Charlotte Endemann an ihren Mann Harald, vermutlich 4.3.1945
[Original verlorengegangen]
den 4.3.44
Mein lieber Mann!
Das Schießen von der Front ist näher gerückt; gestern sprach der Wehrmachtbericht von südöstlich Hürtgen, das wäre bei Nideggen. Wie Köln rangenommen wird, kannst Du aus dem beiliegenden Artikel sehen. Von Partei wegen wird jetzt gewünscht, dass Frauen und Kinder weggehen.
Bitte,bitte, sieh zu, dass Du Urlaub bekommst, um uns wegzuhelfen. Ich kann das allein nicht.
Wir vermuten alle, dass der große Stoß doch in Richtung Köln gehen wird, denn so, wie die Stadt bombardiert wurde, ist noch nie eine bombardiert worden. Man (die Bevölkerung) denkt sogar an Luftlandungen im Raume Köln. Auf jeden Fall wird sich hier in der nächsten Zeit doch wohl mehr tun, als man vorher angenommen hat.
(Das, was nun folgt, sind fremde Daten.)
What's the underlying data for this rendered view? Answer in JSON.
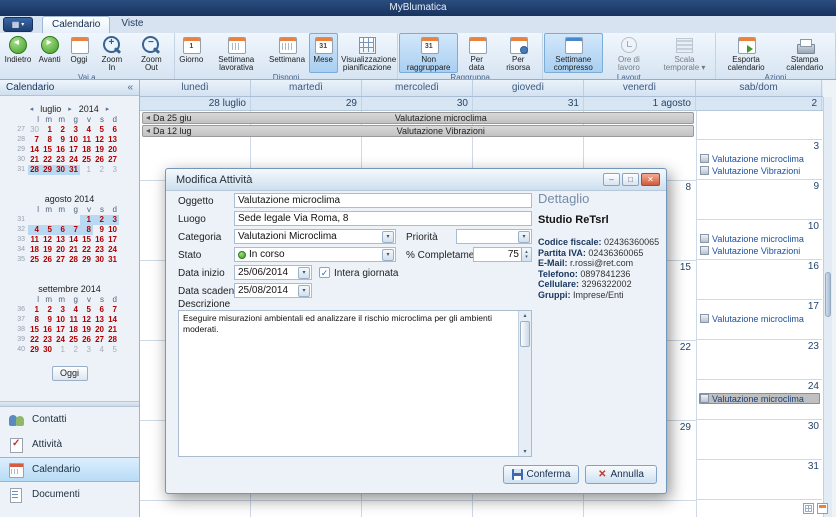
{
  "window": {
    "title": "MyBlumatica"
  },
  "icons": {
    "app_menu": "▦",
    "down": "▾",
    "up": "▴",
    "prev": "◂",
    "next": "▸",
    "collapse": "«",
    "check": "✓",
    "continues": "◂",
    "minimize": "–",
    "maximize": "□",
    "close": "✕"
  },
  "tabs": {
    "items": [
      {
        "label": "Calendario",
        "active": true
      },
      {
        "label": "Viste",
        "active": false
      }
    ]
  },
  "ribbon": {
    "groups": [
      {
        "label": "Vai a",
        "buttons": [
          {
            "label": "Indietro",
            "icon": "back"
          },
          {
            "label": "Avanti",
            "icon": "forward"
          },
          {
            "label": "Oggi",
            "icon": "today"
          },
          {
            "label": "Zoom In",
            "icon": "zoom-in"
          },
          {
            "label": "Zoom Out",
            "icon": "zoom-out"
          }
        ]
      },
      {
        "label": "Disponi",
        "buttons": [
          {
            "label": "Giorno",
            "icon": "cal-day"
          },
          {
            "label": "Settimana lavorativa",
            "icon": "cal-workweek"
          },
          {
            "label": "Settimana",
            "icon": "cal-week"
          },
          {
            "label": "Mese",
            "icon": "cal-month",
            "selected": true
          },
          {
            "label": "Visualizzazione pianificazione",
            "icon": "grid"
          }
        ]
      },
      {
        "label": "Raggruppa",
        "buttons": [
          {
            "label": "Non raggruppare",
            "icon": "cal-month",
            "selected": true
          },
          {
            "label": "Per data",
            "icon": "cal-date"
          },
          {
            "label": "Per risorsa",
            "icon": "cal-resource"
          }
        ]
      },
      {
        "label": "Layout",
        "buttons": [
          {
            "label": "Settimane compresso",
            "icon": "cal-compress",
            "selected": true
          },
          {
            "label": "Ore di lavoro",
            "icon": "clock",
            "disabled": true
          },
          {
            "label": "Scala temporale",
            "icon": "scale",
            "disabled": true,
            "dropdown": true
          }
        ]
      },
      {
        "label": "Azioni",
        "buttons": [
          {
            "label": "Esporta calendario",
            "icon": "cal-export"
          },
          {
            "label": "Stampa calendario",
            "icon": "printer"
          }
        ]
      }
    ]
  },
  "sidebar": {
    "header": "Calendario",
    "today_button": "Oggi",
    "day_headers": [
      "l",
      "m",
      "m",
      "g",
      "v",
      "s",
      "d"
    ],
    "months": [
      {
        "name": "luglio",
        "year": "2014",
        "nav": true,
        "weeks": [
          {
            "num": "27",
            "days": [
              "30|m",
              "1|r",
              "2|r",
              "3|r",
              "4|r",
              "5|r",
              "6|r"
            ]
          },
          {
            "num": "28",
            "days": [
              "7|r",
              "8|r",
              "9|r",
              "10|r",
              "11|r",
              "12|r",
              "13|r"
            ]
          },
          {
            "num": "29",
            "days": [
              "14|r",
              "15|r",
              "16|r",
              "17|r",
              "18|r",
              "19|r",
              "20|r"
            ]
          },
          {
            "num": "30",
            "days": [
              "21|r",
              "22|r",
              "23|r",
              "24|r",
              "25|r",
              "26|r",
              "27|r"
            ]
          },
          {
            "num": "31",
            "days": [
              "28|s",
              "29|s",
              "30|s",
              "31|s",
              "1|m",
              "2|m",
              "3|m"
            ]
          }
        ]
      },
      {
        "name": "agosto",
        "year": "2014",
        "nav": false,
        "weeks": [
          {
            "num": "31",
            "days": [
              "|e",
              "|e",
              "|e",
              "|e",
              "1|s",
              "2|s",
              "3|s"
            ]
          },
          {
            "num": "32",
            "days": [
              "4|s",
              "5|s",
              "6|s",
              "7|s",
              "8|s",
              "9|r",
              "10|r"
            ]
          },
          {
            "num": "33",
            "days": [
              "11|r",
              "12|r",
              "13|r",
              "14|r",
              "15|r",
              "16|r",
              "17|r"
            ]
          },
          {
            "num": "34",
            "days": [
              "18|r",
              "19|r",
              "20|r",
              "21|r",
              "22|r",
              "23|r",
              "24|r"
            ]
          },
          {
            "num": "35",
            "days": [
              "25|r",
              "26|r",
              "27|r",
              "28|r",
              "29|r",
              "30|r",
              "31|r"
            ]
          }
        ]
      },
      {
        "name": "settembre",
        "year": "2014",
        "nav": false,
        "weeks": [
          {
            "num": "36",
            "days": [
              "1|r",
              "2|r",
              "3|r",
              "4|r",
              "5|r",
              "6|r",
              "7|r"
            ]
          },
          {
            "num": "37",
            "days": [
              "8|r",
              "9|r",
              "10|r",
              "11|r",
              "12|r",
              "13|r",
              "14|r"
            ]
          },
          {
            "num": "38",
            "days": [
              "15|r",
              "16|r",
              "17|r",
              "18|r",
              "19|r",
              "20|r",
              "21|r"
            ]
          },
          {
            "num": "39",
            "days": [
              "22|r",
              "23|r",
              "24|r",
              "25|r",
              "26|r",
              "27|r",
              "28|r"
            ]
          },
          {
            "num": "40",
            "days": [
              "29|r",
              "30|r",
              "1|m",
              "2|m",
              "3|m",
              "4|m",
              "5|m"
            ]
          }
        ]
      }
    ],
    "nav_items": [
      {
        "label": "Contatti",
        "icon": "contacts",
        "selected": false
      },
      {
        "label": "Attività",
        "icon": "tasks",
        "selected": false
      },
      {
        "label": "Calendario",
        "icon": "calendar",
        "selected": true
      },
      {
        "label": "Documenti",
        "icon": "documents",
        "selected": false
      }
    ]
  },
  "calendar": {
    "column_headers": [
      "lunedì",
      "martedì",
      "mercoledì",
      "giovedì",
      "venerdì",
      "sab/dom"
    ],
    "date_row": [
      "28 luglio",
      "29",
      "30",
      "31",
      "1 agosto",
      "2"
    ],
    "banners": [
      {
        "prefix": "Da 25 giu",
        "title": "Valutazione microclima"
      },
      {
        "prefix": "Da 12 lug",
        "title": "Valutazione Vibrazioni"
      }
    ],
    "friday_numbers": [
      "8",
      "15",
      "22",
      "29"
    ],
    "weekend_cells": [
      {
        "day": "",
        "events": []
      },
      {
        "day": "3",
        "events": [
          {
            "title": "Valutazione microclima"
          },
          {
            "title": "Valutazione Vibrazioni"
          }
        ]
      },
      {
        "day": "9",
        "events": []
      },
      {
        "day": "10",
        "events": [
          {
            "title": "Valutazione microclima"
          },
          {
            "title": "Valutazione Vibrazioni"
          }
        ]
      },
      {
        "day": "16",
        "events": []
      },
      {
        "day": "17",
        "events": [
          {
            "title": "Valutazione microclima"
          }
        ]
      },
      {
        "day": "23",
        "events": []
      },
      {
        "day": "24",
        "events": [
          {
            "title": "Valutazione microclima",
            "selected": true
          }
        ]
      },
      {
        "day": "30",
        "events": []
      },
      {
        "day": "31",
        "events": []
      },
      {
        "day": "",
        "events": []
      }
    ]
  },
  "statusbar": {
    "icons": [
      "table-view",
      "calendar-view"
    ]
  },
  "dialog": {
    "title": "Modifica Attività",
    "fields": {
      "oggetto": {
        "label": "Oggetto",
        "value": "Valutazione microclima"
      },
      "luogo": {
        "label": "Luogo",
        "value": "Sede legale Via Roma, 8"
      },
      "categoria": {
        "label": "Categoria",
        "value": "Valutazioni Microclima"
      },
      "priorita": {
        "label": "Priorità",
        "value": ""
      },
      "stato": {
        "label": "Stato",
        "value": "In corso"
      },
      "completamento": {
        "label": "% Completamento",
        "value": "75"
      },
      "data_inizio": {
        "label": "Data inizio",
        "value": "25/06/2014"
      },
      "intera_giornata": {
        "label": "Intera giornata",
        "checked": true
      },
      "data_scadenza": {
        "label": "Data scadenza",
        "value": "25/08/2014"
      },
      "descrizione": {
        "label": "Descrizione",
        "value": "Eseguire misurazioni ambientali ed analizzare il rischio microclima per gli ambienti moderati."
      }
    },
    "detail": {
      "heading": "Dettaglio",
      "company": "Studio ReTsrl",
      "rows": [
        {
          "label": "Codice fiscale:",
          "value": "02436360065"
        },
        {
          "label": "Partita IVA:",
          "value": "02436360065"
        },
        {
          "label": "E-Mail:",
          "value": "r.rossi@ret.com"
        },
        {
          "label": "Telefono:",
          "value": "0897841236"
        },
        {
          "label": "Cellulare:",
          "value": "3296322002"
        },
        {
          "label": "Gruppi:",
          "value": "Imprese/Enti"
        }
      ]
    },
    "buttons": {
      "confirm": "Conferma",
      "cancel": "Annulla"
    }
  }
}
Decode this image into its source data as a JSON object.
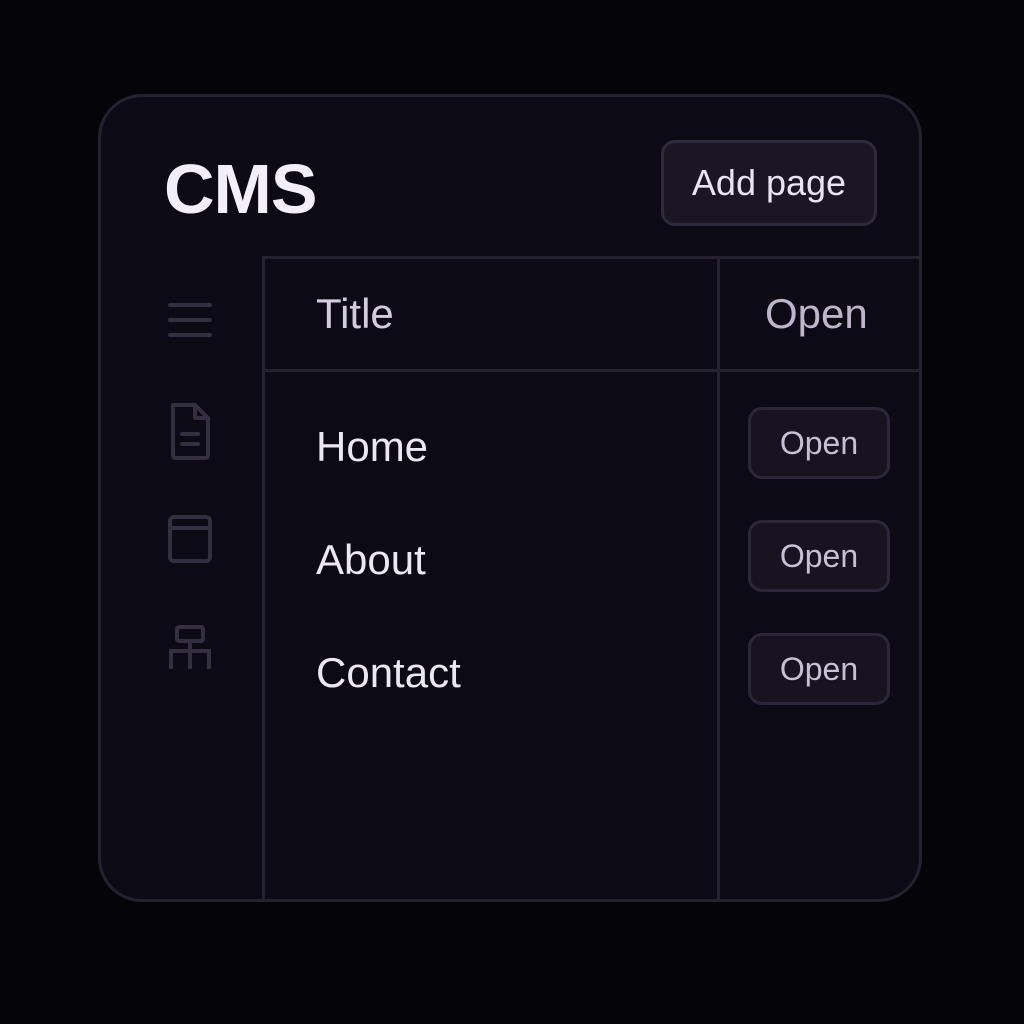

Ich muss Dich zur Hilfe hier haben, denn ich kann das mit fünf Kindern nicht allein. Es ist so viel noch zu regeln vorher, besonders Geschäftliches,oder soll ich alles liegen lassen? Und wo soll ich hin? Die Transporte gehen alle nach Halle-Merseburg, eine mir sehr unsympathische Ecke wegen der vielen Industrie. Kann ich nach Steinhude? In Merseburg werde ich wohl auch nur in einer Scheune unterkommen. Oder besteht in Hessen die Möglichkeit von zwei Zimmern? Es hängt so viel mit dem Fortgehen in Frage, das nur Du regeln kannst. Du musst kommen.Den Behörden hier wächst der Kram über den Kopf, man muss sich selber helfen, und da brauche ich Dich. Ob unsere Flüchtlinge heute wegkommen? Es ist der vierte Tag, dass sie auf den Abtransport warten. Die Züge werden immer wieder von der Wehrmacht beschlagnahmt, heute wird versucht, ob von Königswinter aus ein Zug geht. Wenn Du kommst, musst Du sehen,über Siegen zu kommen, evtl. mit jedem Auto weiterfahren. Alle Wehrmachtwagen sind angewiesen, jeglichen , auch Zivilpersonen, mitzunehmen, weil das hier die einzige Art der Weiterbeförderung ist. Du musst Dir dann in jeder Stadt einen neuen Wagen Richtung Heimat kapern. Und uns vielleicht so mitnehmen. Deine Lotti
Eben wollte ich Frau Engels anrufen. Sie ist schon weg und hat ihre Wohnung Thomas B.. (unleserlich) zur Verfügung gestellt. ...(Unleserlich)
Der Gedanke ist entsetzlich wegzumüssen, aber ich glaube (Rest fehlt)
Von Helga blieb jede Nachricht aus, erst durch Ursel, die irgendwann eintraf, kam die Nachricht, dass Helga im Marburger Klinikum liege: Leukämie. Helgas Zustand verschlimmerte sich schnell. Lotti schaffte unter abenteuerlichen Umständen einen oder zwei Besuche in Marburg. Ebenfalls unter abenteuerlichen Umständen wurde ein Rücktransport nach Godesberg organisiert. Eine Reihe von Bluttransfusionen vom entkräfteten Vater und anderen konnte das Sterben nur verzögern. Helga starb am 8. Oktober 1945.